Мама сообщила, что новая пациентка легла на обследование по женской части – и принялась со смаком описывать ее дорогой шелковый халат, золотые украшения, гордую осанку, тонкость черт и изысканность манер. Описания были столь наглядными, что я во всех красках представила себе эту шикарную даму. Заодно мама похвалилась, что ей, наконец, удалось применить свой немецкий, благо новая пациентка изъяснялась на всех европейских языках. К тому же, новенькая очень обрадовалась случаю пообщаться с первой в ее жизни советской женщиной, которой оказалась моя мама.

– Она рассказала мне, что училась в Париже на архитектора, – поведала нам мама за очередным ужином. – В той же «эколь» (школе), что и шахиня Фарах Пехлеви.

Еще несколько вечеров подряд мама живописала, как подружилась с шикарной персиянкой и как многое про нее узнала. Имя красавицы – Паризад-ханум – произвело фурор среди моих дружбанов мужского пола, которым я (за неимением иных новостей) мамины рассказы исправно передавала. На фоне однообразных бомбежек появление ханум «Париж-в-зад», как тут же окрестил новую пациентку Серега, стало настоящим событием.

– Такая красивая женщина, а имя такое … странное! – говорила мама.

– Никакое не странное, это древнее и распространенное персидское женское имя, переводится как «ангелочек», – снова терпеливо пояснял папа, по персидскому и истории Ирана у него всегда было «отлично».

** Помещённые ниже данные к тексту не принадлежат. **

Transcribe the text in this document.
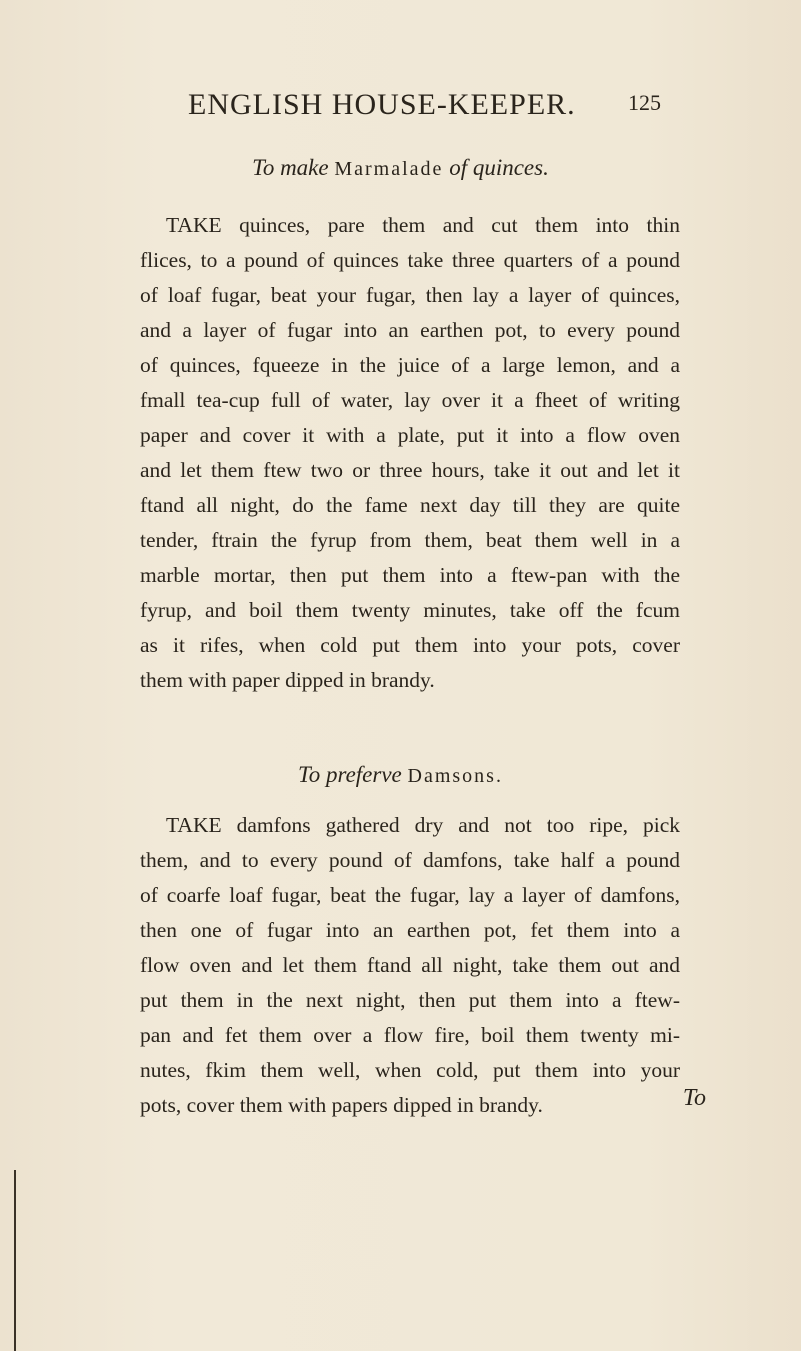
ENGLISH HOUSE-KEEPER. 125
To make Marmalade of quinces.
TAKE quinces, pare them and cut them into thin
flices, to a pound of quinces take three quarters of a pound
of loaf fugar, beat your fugar, then lay a layer of quinces,
and a layer of fugar into an earthen pot, to every pound
of quinces, fqueeze in the juice of a large lemon, and a
fmall tea-cup full of water, lay over it a fheet of writing
paper and cover it with a plate, put it into a flow oven
and let them ftew two or three hours, take it out and let it
ftand all night, do the fame next day till they are quite
tender, ftrain the fyrup from them, beat them well in a
marble mortar, then put them into a ftew-pan with the
fyrup, and boil them twenty minutes, take off the fcum
as it rifes, when cold put them into your pots, cover
them with paper dipped in brandy.
To preferve Damsons.
TAKE damfons gathered dry and not too ripe, pick
them, and to every pound of damfons, take half a pound
of coarfe loaf fugar, beat the fugar, lay a layer of damfons,
then one of fugar into an earthen pot, fet them into a
flow oven and let them ftand all night, take them out and
put them in the next night, then put them into a ftew-
pan and fet them over a flow fire, boil them twenty mi-
nutes, fkim them well, when cold, put them into your
pots, cover them with papers dipped in brandy.	To
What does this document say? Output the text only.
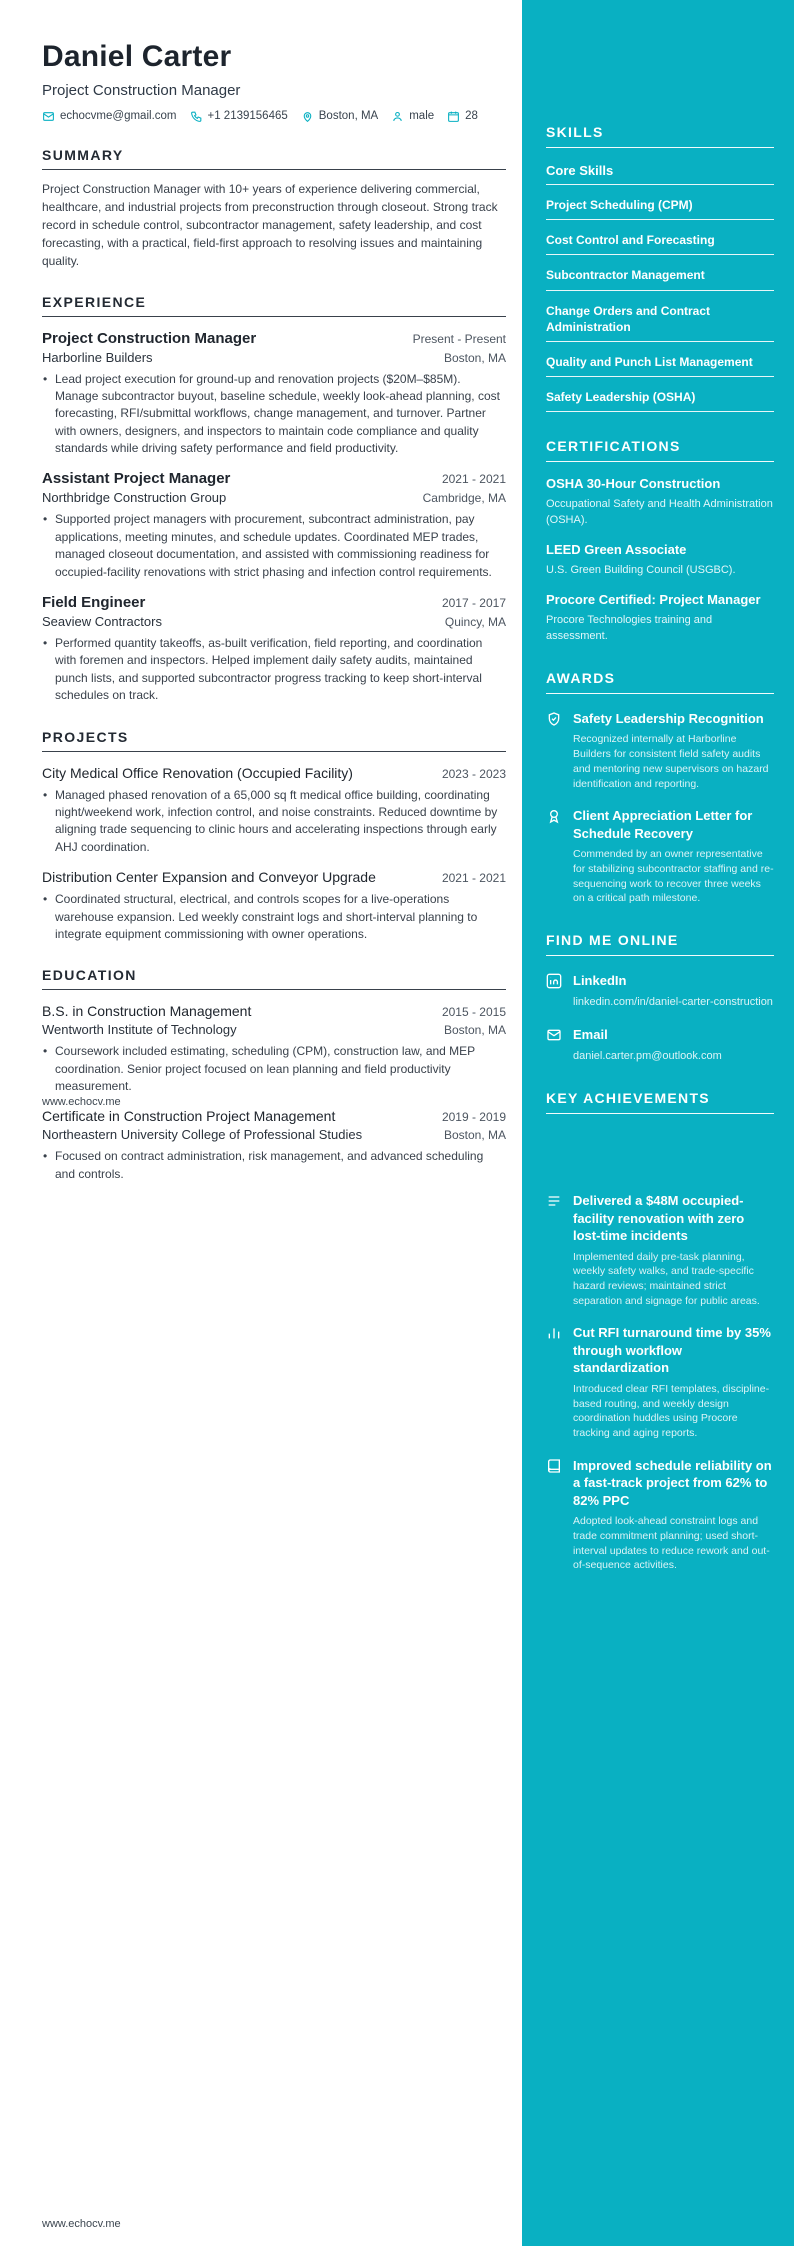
Daniel Carter
Project Construction Manager
echocvme@gmail.com	+1 2139156465	Boston, MA	male	28
SUMMARY

Project Construction Manager with 10+ years of experience delivering commercial, healthcare, and industrial projects from preconstruction through closeout. Strong track record in schedule control, subcontractor management, safety leadership, and cost forecasting, with a practical, field-first approach to resolving issues and maintaining quality.

EXPERIENCE
Project Construction Manager	Present - Present
Harborline Builders	Boston, MA
• Lead project execution for ground-up and renovation projects ($20M–$85M). Manage subcontractor buyout, baseline schedule, weekly look-ahead planning, cost forecasting, RFI/submittal workflows, change management, and turnover. Partner with owners, designers, and inspectors to maintain code compliance and quality standards while driving safety performance and field productivity.
Assistant Project Manager	2021 - 2021
Northbridge Construction Group	Cambridge, MA
• Supported project managers with procurement, subcontract administration, pay applications, meeting minutes, and schedule updates. Coordinated MEP trades, managed closeout documentation, and assisted with commissioning readiness for occupied-facility renovations with strict phasing and infection control requirements.
Field Engineer	2017 - 2017
Seaview Contractors	Quincy, MA
• Performed quantity takeoffs, as-built verification, field reporting, and coordination with foremen and inspectors. Helped implement daily safety audits, maintained punch lists, and supported subcontractor progress tracking to keep short-interval schedules on track.
PROJECTS
City Medical Office Renovation (Occupied Facility)	2023 - 2023
• Managed phased renovation of a 65,000 sq ft medical office building, coordinating night/weekend work, infection control, and noise constraints. Reduced downtime by aligning trade sequencing to clinic hours and accelerating inspections through early AHJ coordination.
Distribution Center Expansion and Conveyor Upgrade	2021 - 2021
• Coordinated structural, electrical, and controls scopes for a live-operations warehouse expansion. Led weekly constraint logs and short-interval planning to integrate equipment commissioning with owner operations.
EDUCATION
B.S. in Construction Management	2015 - 2015
Wentworth Institute of Technology	Boston, MA
• Coursework included estimating, scheduling (CPM), construction law, and MEP coordination. Senior project focused on lean planning and field productivity measurement.
Certificate in Construction Project Management	2019 - 2019
Northeastern University College of Professional Studies	Boston, MA
• Focused on contract administration, risk management, and advanced scheduling and controls.
SKILLS
Core Skills
Project Scheduling (CPM)
Cost Control and Forecasting
Subcontractor Management
Change Orders and Contract Administration
Quality and Punch List Management
Safety Leadership (OSHA)
CERTIFICATIONS
OSHA 30-Hour Construction
Occupational Safety and Health Administration (OSHA).
LEED Green Associate
U.S. Green Building Council (USGBC).
Procore Certified: Project Manager
Procore Technologies training and assessment.
AWARDS
Safety Leadership Recognition
Recognized internally at Harborline Builders for consistent field safety audits and mentoring new supervisors on hazard identification and reporting.
Client Appreciation Letter for Schedule Recovery
Commended by an owner representative for stabilizing subcontractor staffing and re-sequencing work to recover three weeks on a critical path milestone.
FIND ME ONLINE
LinkedIn
linkedin.com/in/daniel-carter-construction
Email
daniel.carter.pm@outlook.com
KEY ACHIEVEMENTS
Delivered a $48M occupied-facility renovation with zero lost-time incidents
Implemented daily pre-task planning, weekly safety walks, and trade-specific hazard reviews; maintained strict separation and signage for public areas.
Cut RFI turnaround time by 35% through workflow standardization
Introduced clear RFI templates, discipline-based routing, and weekly design coordination huddles using Procore tracking and aging reports.
Improved schedule reliability on a fast-track project from 62% to 82% PPC
Adopted look-ahead constraint logs and trade commitment planning; used short-interval updates to reduce rework and out-of-sequence activities.
www.echocv.me
www.echocv.me
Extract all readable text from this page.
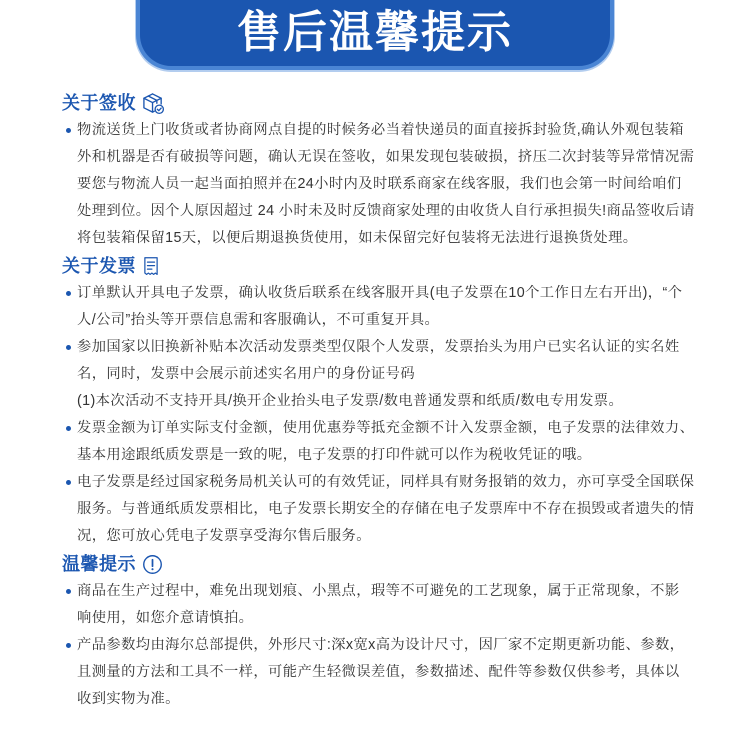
售后温馨提示
关于签收
物流送货上门收货或者协商网点自提的时候务必当着快递员的面直接拆封验货,确认外观包装箱
外和机器是否有破损等问题，确认无误在签收，如果发现包装破损，挤压二次封装等异常情况需
要您与物流人员一起当面拍照并在24小时内及时联系商家在线客服，我们也会第一时间给咱们
处理到位。因个人原因超过 24 小时未及时反馈商家处理的由收货人自行承担损失!商品签收后请
将包装箱保留15天，以便后期退换货使用，如未保留完好包装将无法进行退换货处理。
关于发票
订单默认开具电子发票，确认收货后联系在线客服开具(电子发票在10个工作日左右开出)，“个
人/公司”抬头等开票信息需和客服确认，不可重复开具。
参加国家以旧换新补贴本次活动发票类型仅限个人发票，发票抬头为用户已实名认证的实名姓
名，同时，发票中会展示前述实名用户的身份证号码
(1)本次活动不支持开具/换开企业抬头电子发票/数电普通发票和纸质/数电专用发票。
发票金额为订单实际支付金额，使用优惠券等抵充金额不计入发票金额，电子发票的法律效力、
基本用途跟纸质发票是一致的呢，电子发票的打印件就可以作为税收凭证的哦。
电子发票是经过国家税务局机关认可的有效凭证，同样具有财务报销的效力，亦可享受全国联保
服务。与普通纸质发票相比，电子发票长期安全的存储在电子发票库中不存在损毁或者遗失的情
况，您可放心凭电子发票享受海尔售后服务。
温馨提示
商品在生产过程中，难免出现划痕、小黑点，瑕等不可避免的工艺现象，属于正常现象，不影
响使用，如您介意请慎拍。
产品参数均由海尔总部提供，外形尺寸:深x宽x高为设计尺寸，因厂家不定期更新功能、参数，
且测量的方法和工具不一样，可能产生轻微误差值，参数描述、配件等参数仅供参考，具体以
收到实物为准。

Вскоре выяснилось, что Паризад-ханум происходит из богатой и знатной тегеранской семьи. Как она рассказала моей маме, в отличие от большинства своих родственников и друзей, в революцию ее семья не покинула Иран по воле ее отца. Тот служил при шахе Пехлеви, тяжело переживал бегство монарха из родной страны, но сам уехать не смог – так любил свою родину. Тогда это не казалось пустыми словами: многие богатые и светские иранцы так и не нашли в себе сил покинуть свое отечество после революции. Одни надеялись, что шах вернется и все станет по-прежнему, другие верили, что исламская революция сделает их народ счастливым… Да и любовь к родной земле – для иранцев не пустой звук, а вполне осязаемая, конкретная привязанность. Я имела случай убедиться в этом на примере своих подруг: их отец, владея несколькими магазинами в центре Тегерана, мог бы последовать за своей родней, эмигрировавшей в Париж и в Лос-Анджелес. Но он сказал своей жене, двум дочерям и сыну: «Мы никуда не поедем, наш дом тут». А слово отца в иранской семье – закон.

Еще Паризад-ханум рассказала моей маме, что ее семье удалось уберечь от национализации один из своих роскошных особняков в предгорном местечке Дарбанд на севере Тегерана.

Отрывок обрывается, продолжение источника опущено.